A Friday prayer sermon calling for Indonesia to become an Islamic state in front of 500 followers in Bandung, West Java, may be the last hurrah for radical cleric Abu Bakar Ba’asyir
Friday prayer sermon calling for Indonesia to become an Islamic state in front of 500 followers in Bandung, West Java, may be the last hurrah for radical cleric Abu Bakar Ba’asyir.
Ba’asyir’s sermon at the Al Ikhwanul Qorim mosque on Jl. Babakan Priangan V, Bandung, was part of a tour of several cities in West Java to encourage his followers to adopt sharia law.
At the mosque, Ba’asyir blasted the government for refusing to incorporate sharia into the state system, likening them to infidels.
“Although our leaders claim to be Muslims, if they don’t apply the law then they are similar to infidels,” said Ba’asyir.
“There’s no apology for infidels.”
One Ba’asyir follower, who attended the sermon, said the cleric came to the mosque on invitation from grandchild, Rizky, who lived in the area.
Ba’asyir, 72, continued his tour to other parts of Bandung and to the nearby city of Tasikmalaya before being detained Monday by the antiterror police in Ciamis on his way home to Surakarta, Central Java.
Along with Ba’asyir, police also detained his wife, Aisyah Baradja, and five of his bodyguards, who attempted to resist the arrest. Also arrested was Muslihah Sungkar, the daughter of the late radical cleric Abdullah Sungkar and the wife of the Al Mukmin Islamic boarding school’s president director, Wahyuddin.
Aisyah and Muslihah were later released.
Ba’asyir’s youngest child and protege, Abdul Rohim, said the family was devastated, and questioned the police’s methods in the arrest.
“If the police wanted to arrest my father why didn’t they do it while he was home?” sobbed Abdul.
The police decided against arresting Ba’asyir at his home at the Al Mukmin to avoid inciting violent resistance from his followers.

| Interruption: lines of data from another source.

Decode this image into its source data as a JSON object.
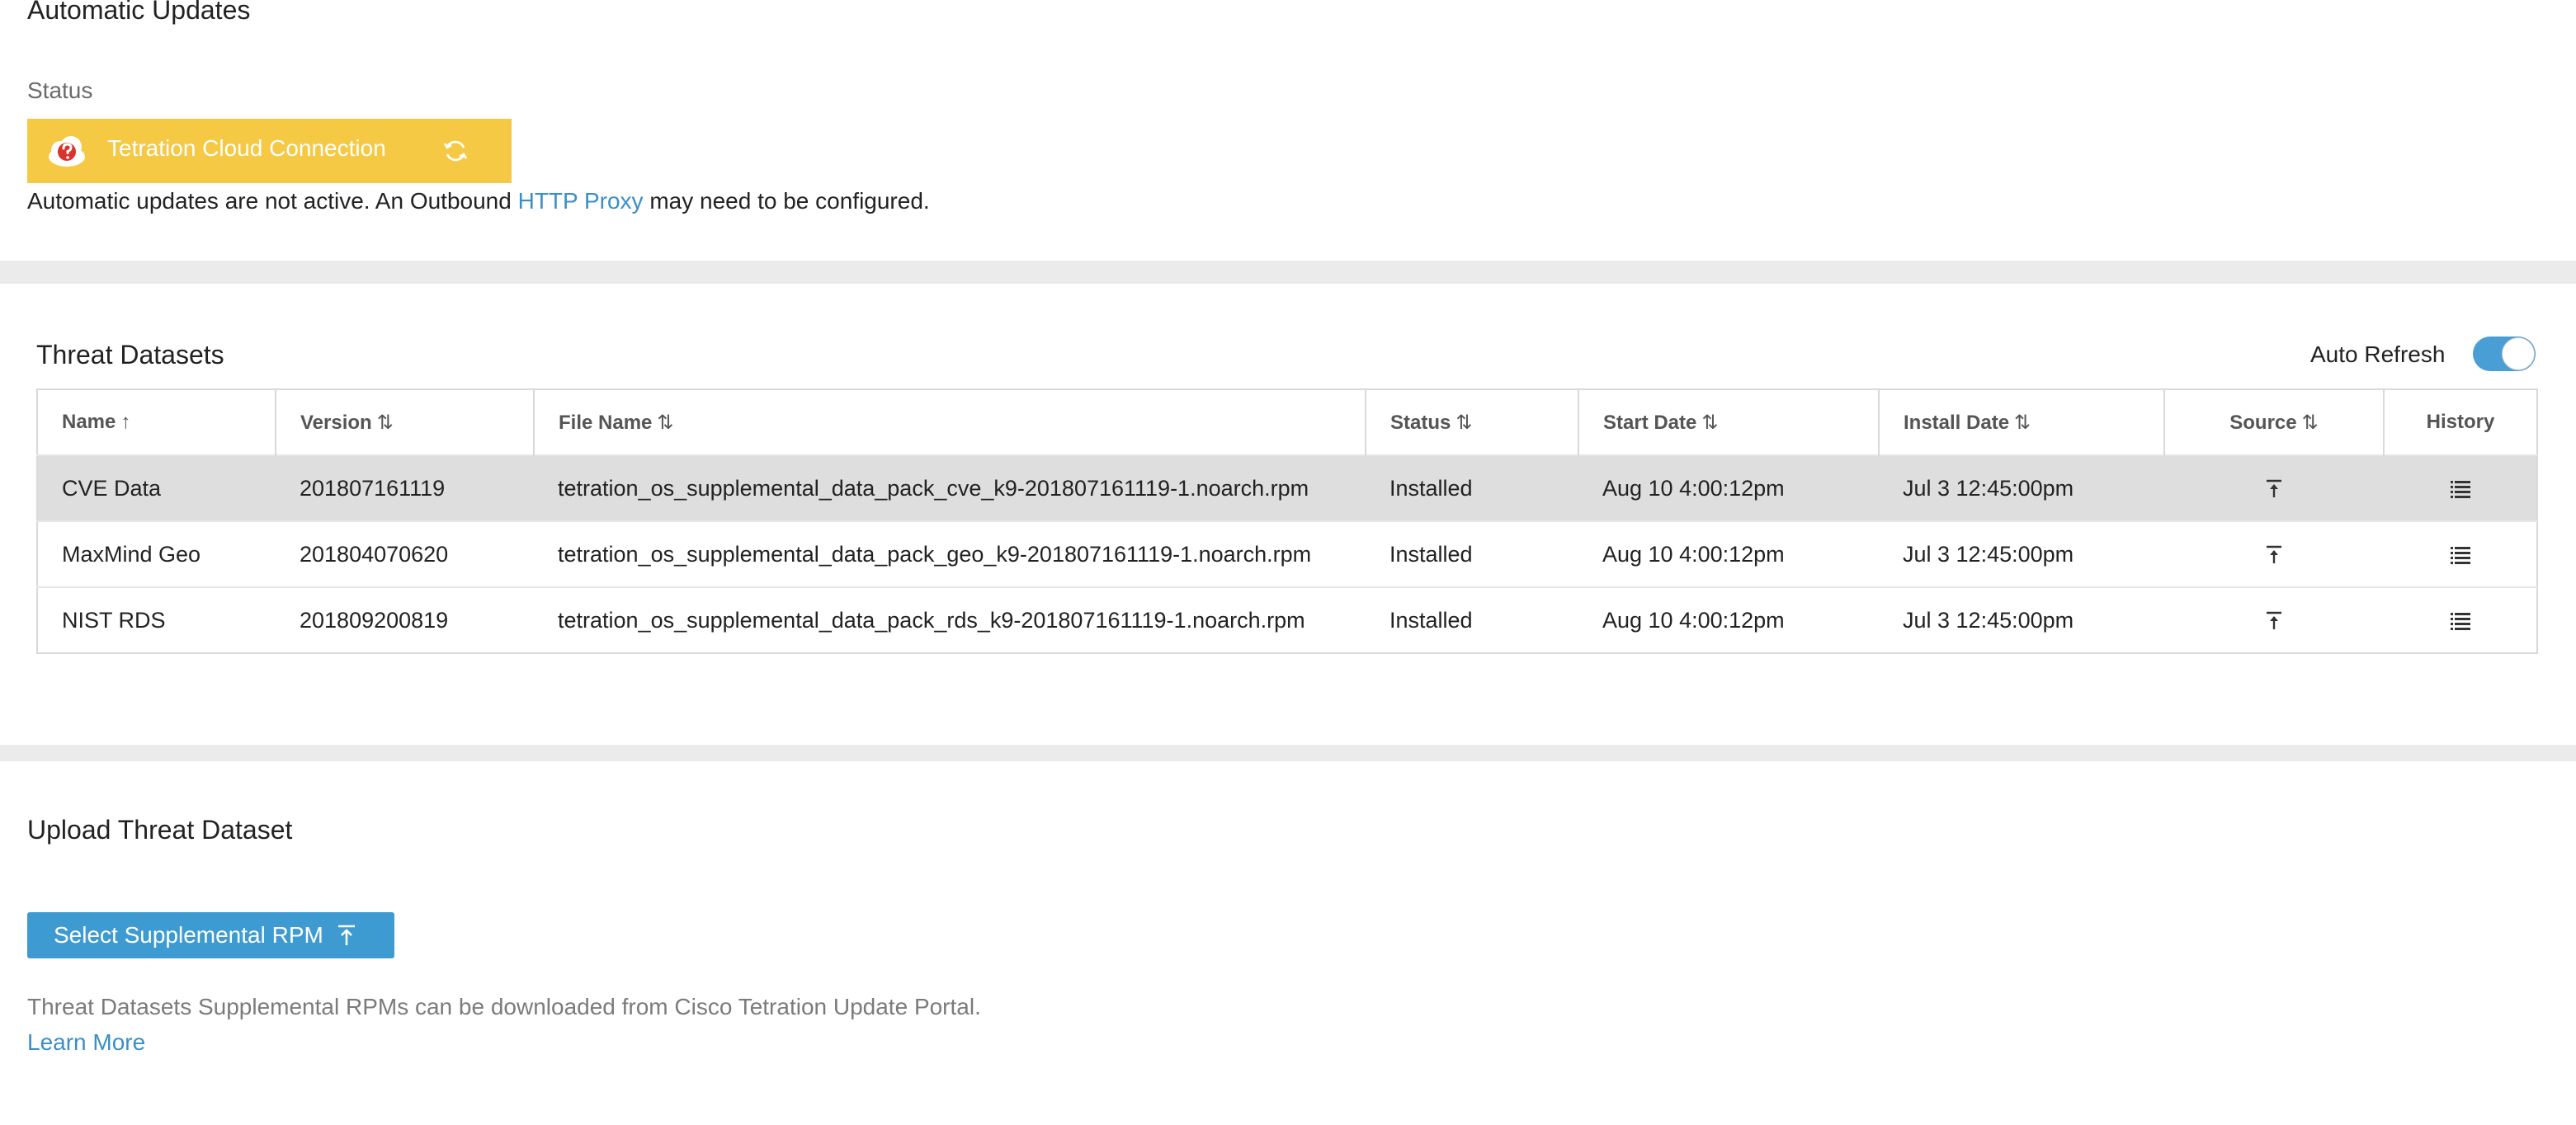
{
  "automatic_updates": {
    "title": "Automatic Updates",
    "status_label": "Status",
    "connection": {
      "label": "Tetration Cloud Connection",
      "icon": "cloud-question-icon",
      "color": "#f6c944"
    },
    "message_before": "Automatic updates are not active. An Outbound ",
    "message_link": "HTTP Proxy",
    "message_after": " may need to be configured."
  },
  "threat_datasets": {
    "title": "Threat Datasets",
    "auto_refresh_label": "Auto Refresh",
    "auto_refresh_on": true,
    "columns": {
      "name": "Name",
      "version": "Version",
      "file_name": "File Name",
      "status": "Status",
      "start_date": "Start Date",
      "install_date": "Install Date",
      "source": "Source",
      "history": "History"
    },
    "rows": [
      {
        "name": "CVE Data",
        "version": "201807161119",
        "file_name": "tetration_os_supplemental_data_pack_cve_k9-201807161119-1.noarch.rpm",
        "status": "Installed",
        "start_date": "Aug 10 4:00:12pm",
        "install_date": "Jul 3 12:45:00pm"
      },
      {
        "name": "MaxMind Geo",
        "version": "201804070620",
        "file_name": "tetration_os_supplemental_data_pack_geo_k9-201807161119-1.noarch.rpm",
        "status": "Installed",
        "start_date": "Aug 10 4:00:12pm",
        "install_date": "Jul 3 12:45:00pm"
      },
      {
        "name": "NIST RDS",
        "version": "201809200819",
        "file_name": "tetration_os_supplemental_data_pack_rds_k9-201807161119-1.noarch.rpm",
        "status": "Installed",
        "start_date": "Aug 10 4:00:12pm",
        "install_date": "Jul 3 12:45:00pm"
      }
    ]
  },
  "upload": {
    "title": "Upload Threat Dataset",
    "button_label": "Select Supplemental RPM",
    "note": "Threat Datasets Supplemental RPMs can be downloaded from Cisco Tetration Update Portal.",
    "learn_more": "Learn More"
  },
  "colors": {
    "accent": "#3d9bd2",
    "link": "#3a8fc6",
    "warning": "#f6c944"
  }
}
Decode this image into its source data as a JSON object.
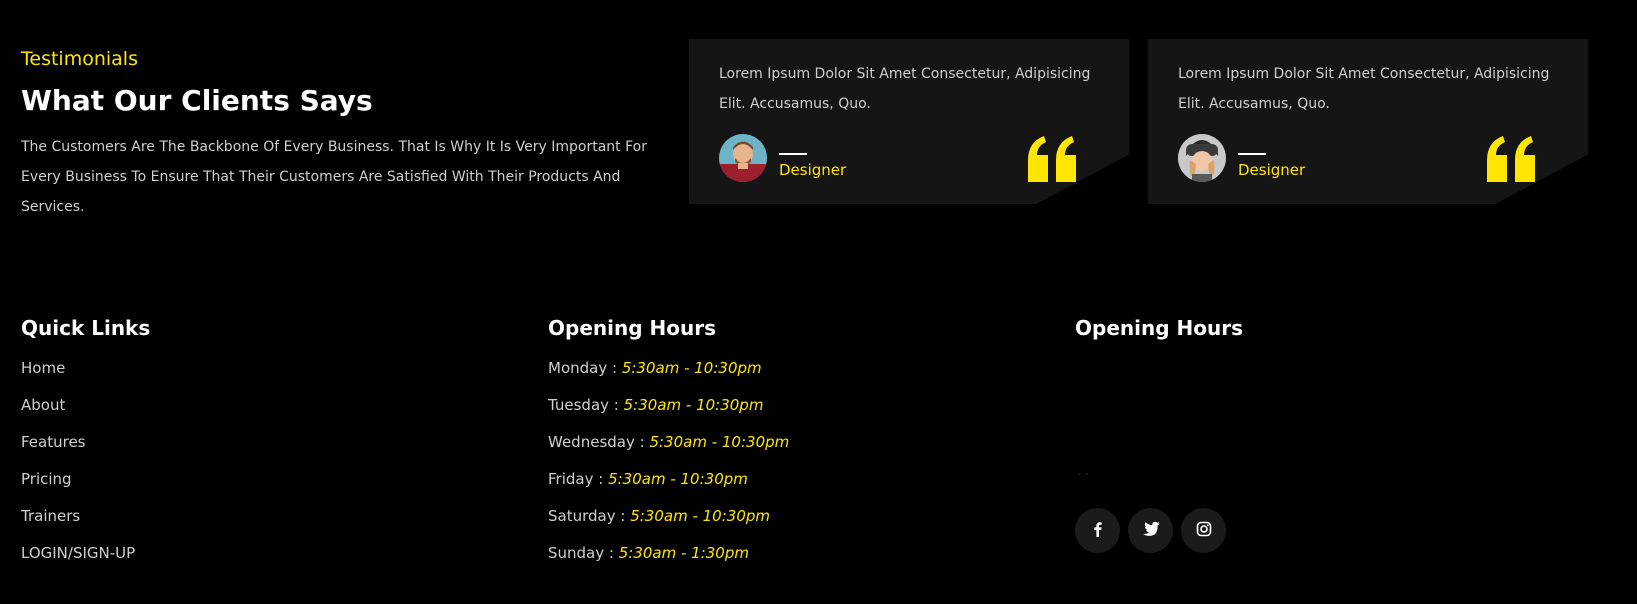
{
  "testimonials": {
    "eyebrow": "Testimonials",
    "title": "What Our Clients Says",
    "description": "The Customers Are The Backbone Of Every Business. That Is Why It Is Very Important For Every Business To Ensure That Their Customers Are Satisfied With Their Products And Services.",
    "cards": [
      {
        "quote": "Lorem Ipsum Dolor Sit Amet Consectetur, Adipisicing Elit. Accusamus, Quo.",
        "role": "Designer",
        "avatar": "man-avatar",
        "quote_icon": "quote-icon"
      },
      {
        "quote": "Lorem Ipsum Dolor Sit Amet Consectetur, Adipisicing Elit. Accusamus, Quo.",
        "role": "Designer",
        "avatar": "woman-avatar",
        "quote_icon": "quote-icon"
      }
    ]
  },
  "footer": {
    "quick_links": {
      "title": "Quick Links",
      "items": [
        "Home",
        "About",
        "Features",
        "Pricing",
        "Trainers",
        "LOGIN/SIGN-UP"
      ]
    },
    "opening_hours": {
      "title": "Opening Hours",
      "items": [
        {
          "day": "Monday :",
          "time": "5:30am - 10:30pm"
        },
        {
          "day": "Tuesday :",
          "time": "5:30am - 10:30pm"
        },
        {
          "day": "Wednesday :",
          "time": "5:30am - 10:30pm"
        },
        {
          "day": "Friday :",
          "time": "5:30am - 10:30pm"
        },
        {
          "day": "Saturday :",
          "time": "5:30am - 10:30pm"
        },
        {
          "day": "Sunday :",
          "time": "5:30am - 1:30pm"
        }
      ]
    },
    "third_column": {
      "title": "Opening Hours",
      "socials": [
        "facebook-icon",
        "twitter-icon",
        "instagram-icon"
      ]
    }
  },
  "colors": {
    "accent": "#ffe600",
    "background": "#000000",
    "card": "#151515",
    "text_muted": "#cfcfcf"
  }
}
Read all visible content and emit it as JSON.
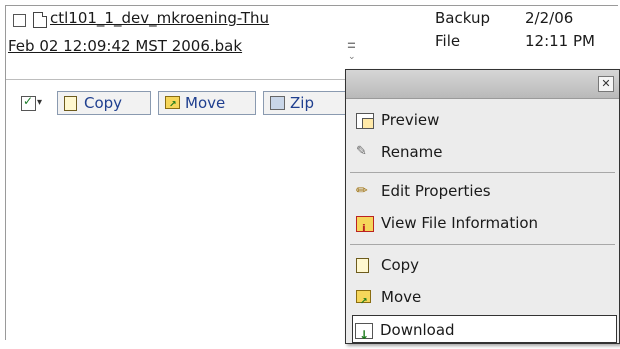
{
  "file": {
    "name_line1": "ctl101_1_dev_mkroening-Thu",
    "name_line2": "Feb 02 12:09:42 MST 2006.bak",
    "type_line1": "Backup",
    "type_line2": "File",
    "date_line1": "2/2/06",
    "date_line2": "12:11 PM"
  },
  "toolbar": {
    "copy_label": "Copy",
    "move_label": "Move",
    "zip_label": "Zip"
  },
  "menu": {
    "close_glyph": "✕",
    "items": [
      {
        "label": "Preview",
        "icon": "preview-icon"
      },
      {
        "label": "Rename",
        "icon": "rename-icon"
      },
      {
        "label": "Edit Properties",
        "icon": "pencil-icon"
      },
      {
        "label": "View File Information",
        "icon": "info-icon"
      },
      {
        "label": "Copy",
        "icon": "copy-icon"
      },
      {
        "label": "Move",
        "icon": "move-folder-icon"
      },
      {
        "label": "Download",
        "icon": "download-icon"
      }
    ]
  }
}
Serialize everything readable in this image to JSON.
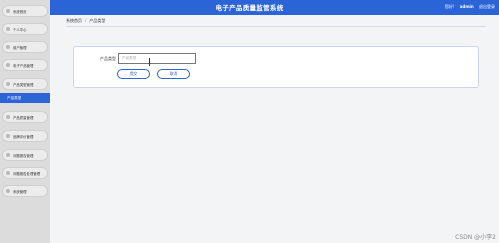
{
  "header": {
    "title": "电子产品质量监管系统",
    "user_greeting": "您好!",
    "user_name": "admin",
    "logout_label": "退出登录"
  },
  "sidebar": {
    "items": [
      {
        "label": "系统首页"
      },
      {
        "label": "个人中心"
      },
      {
        "label": "用户管理"
      },
      {
        "label": "电子产品管理"
      },
      {
        "label": "产品类型管理"
      },
      {
        "label": "产品类型",
        "active": true
      },
      {
        "label": "产品质量管理"
      },
      {
        "label": "品牌评价管理"
      },
      {
        "label": "问题报告管理"
      },
      {
        "label": "问题报告处理管理"
      },
      {
        "label": "系统管理"
      }
    ]
  },
  "breadcrumb": {
    "home": "系统首页",
    "current": "产品类型"
  },
  "form": {
    "field_label": "产品类型",
    "field_placeholder": "产品类型",
    "submit_label": "提交",
    "cancel_label": "取消"
  },
  "watermark": "CSDN @小李2",
  "colors": {
    "primary": "#2b64d6",
    "sidebar_bg": "#dcdcdc",
    "page_bg": "#f3f4f6"
  }
}
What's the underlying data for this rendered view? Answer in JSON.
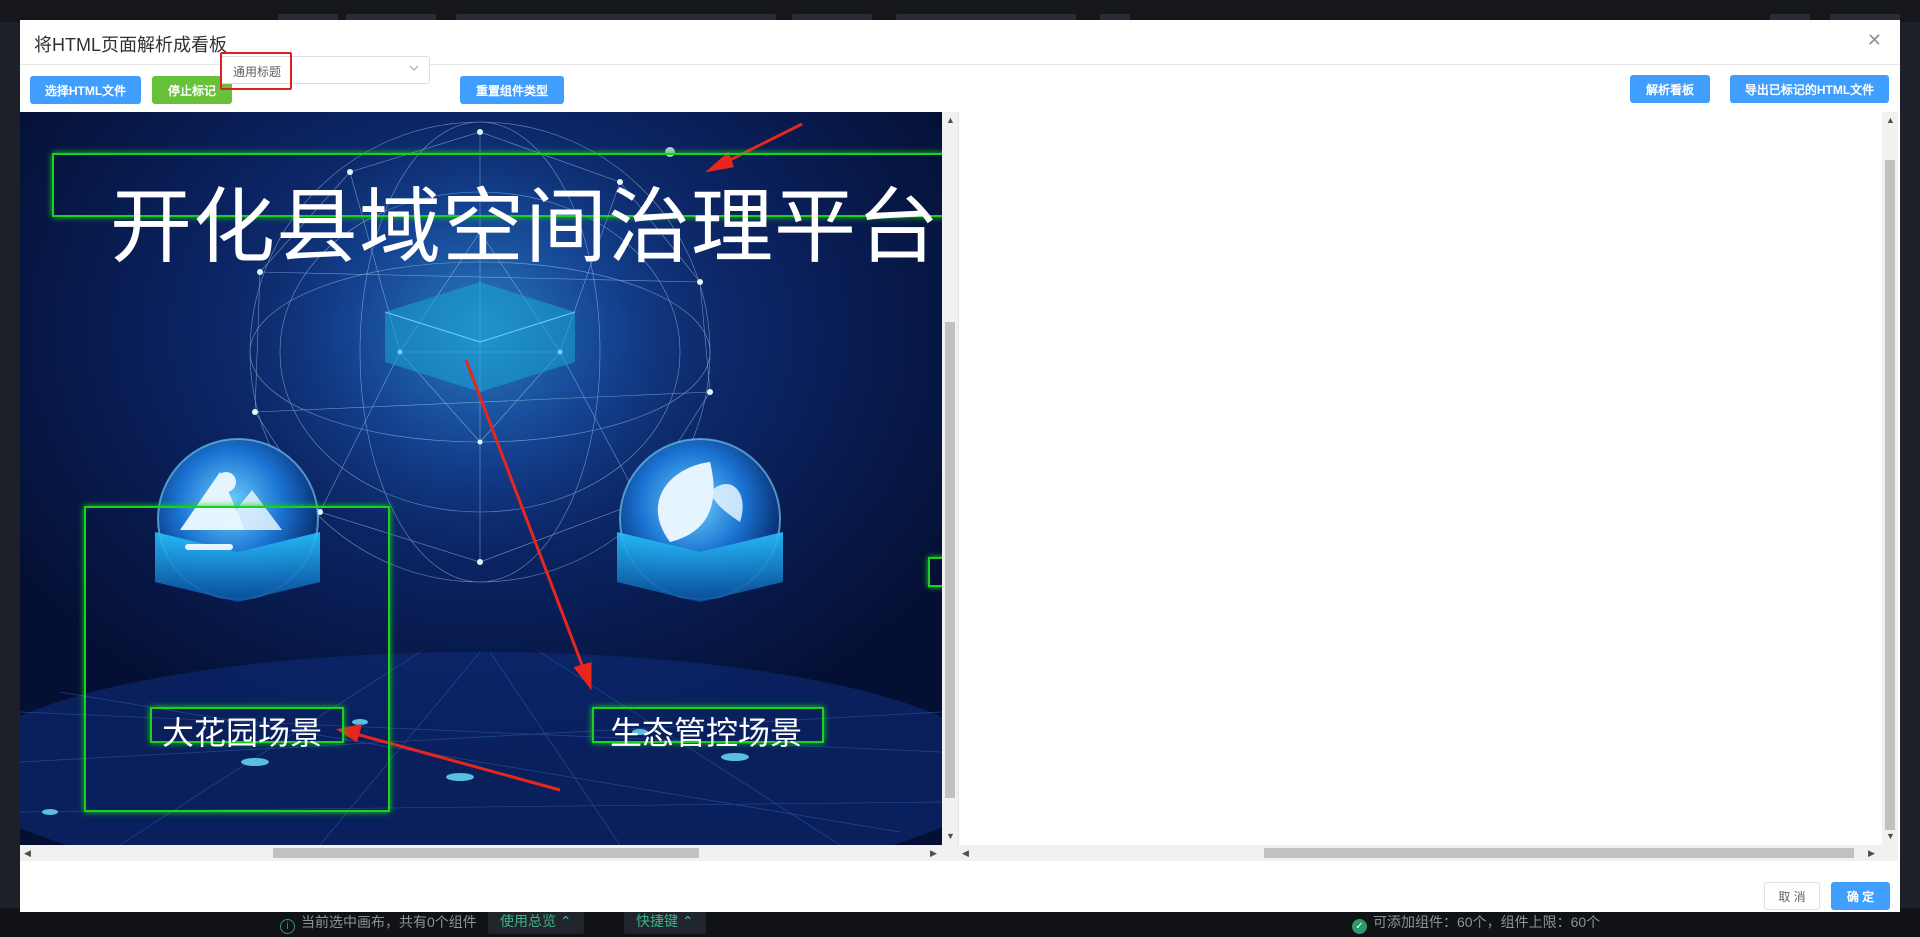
{
  "dialog": {
    "title": "将HTML页面解析成看板",
    "close_icon": "close-icon"
  },
  "toolbar": {
    "select_html_label": "选择HTML文件",
    "stop_mark_label": "停止标记",
    "component_select_value": "通用标题",
    "reset_type_label": "重置组件类型",
    "parse_board_label": "解析看板",
    "export_label": "导出已标记的HTML文件"
  },
  "preview": {
    "page_title": "开化县域空间治理平台",
    "scenes": [
      {
        "label": "大花园场景",
        "icon": "mountain-icon"
      },
      {
        "label": "生态管控场景",
        "icon": "leaf-icon"
      }
    ]
  },
  "footer": {
    "cancel_label": "取 消",
    "confirm_label": "确 定"
  },
  "background_app": {
    "status_text": "当前选中画布，共有0个组件",
    "usage_overview_label": "使用总览",
    "shortcut_label": "快捷键",
    "quota_text": "可添加组件：60个，组件上限：60个"
  },
  "colors": {
    "primary": "#409eff",
    "success": "#67c23a",
    "marker_green": "#19d21c",
    "annotation_red": "#e02020"
  }
}
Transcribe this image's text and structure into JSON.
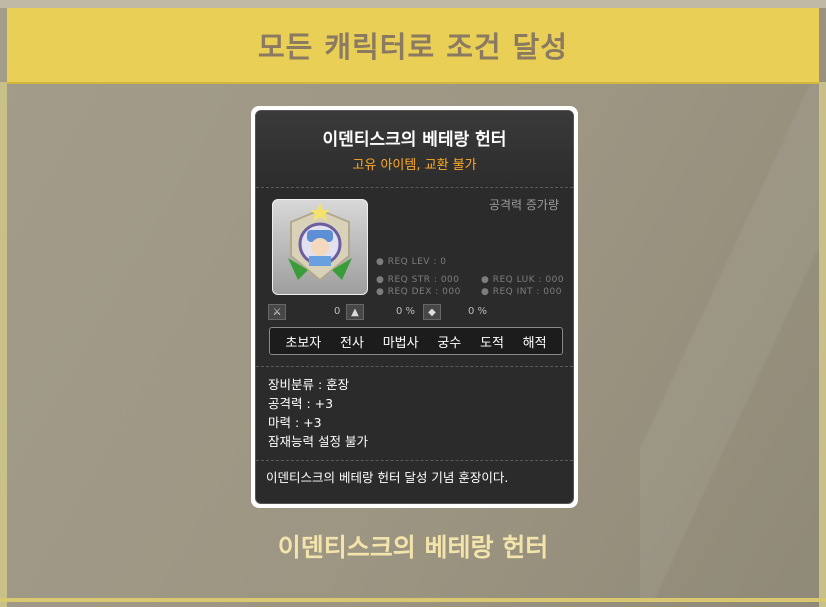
{
  "banner": {
    "text": "모든 캐릭터로 조건 달성"
  },
  "item": {
    "name": "이덴티스크의 베테랑 헌터",
    "tag": "고유 아이템, 교환 불가",
    "attack_label": "공격력 증가량",
    "req": {
      "lev": "● REQ LEV :    0",
      "str": "● REQ STR : 000",
      "luk": "● REQ LUK : 000",
      "dex": "● REQ DEX : 000",
      "int": "● REQ INT : 000"
    },
    "mini": [
      {
        "icon": "sword-crossed-icon",
        "value": "0"
      },
      {
        "icon": "helmet-icon",
        "value": "0 %"
      },
      {
        "icon": "shield-icon",
        "value": "0 %"
      }
    ],
    "jobs": [
      "초보자",
      "전사",
      "마법사",
      "궁수",
      "도적",
      "해적"
    ],
    "stats": [
      "장비분류 : 훈장",
      "공격력 : +3",
      "마력 : +3",
      "잠재능력 설정 불가"
    ],
    "description": "이덴티스크의 베테랑 헌터 달성 기념 훈장이다.",
    "colors": {
      "title": "#ffffff",
      "tag": "#ffaa22",
      "banner": "#e9cf55"
    }
  },
  "footer": {
    "name": "이덴티스크의 베테랑 헌터"
  }
}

Ba’asyir, the spiritual leader of terrorist group Jamaah Islamiyah (JI), has since the 1970s been the country’s most persistent figure in demanding the establishment of the Islamic State of Indonesia.
In 1983, he was arrested along with his partner Abdullah Sungkar, for encouraging their followers to reject Pancasila (Indonesia’s philosophical foundation) and for teaching their students to not acknowledge the Indonesian flag.
Both were sentenced to nine years in prison. However, Ba’asyir and Sungkar fled to Malaysia in 1985.
It was during his time in Malaysia that he formed JI, forging ties with Osama bin Laden’s al-Qaeda terrorist network. Ba’asyir also sent a group of his Al Mukmin graduates to Afghanistan for military training.
Ba’asyir returned to Indonesia in 1999 and formed the radical movement group Majelis Mujahidin Indonesia (MMI).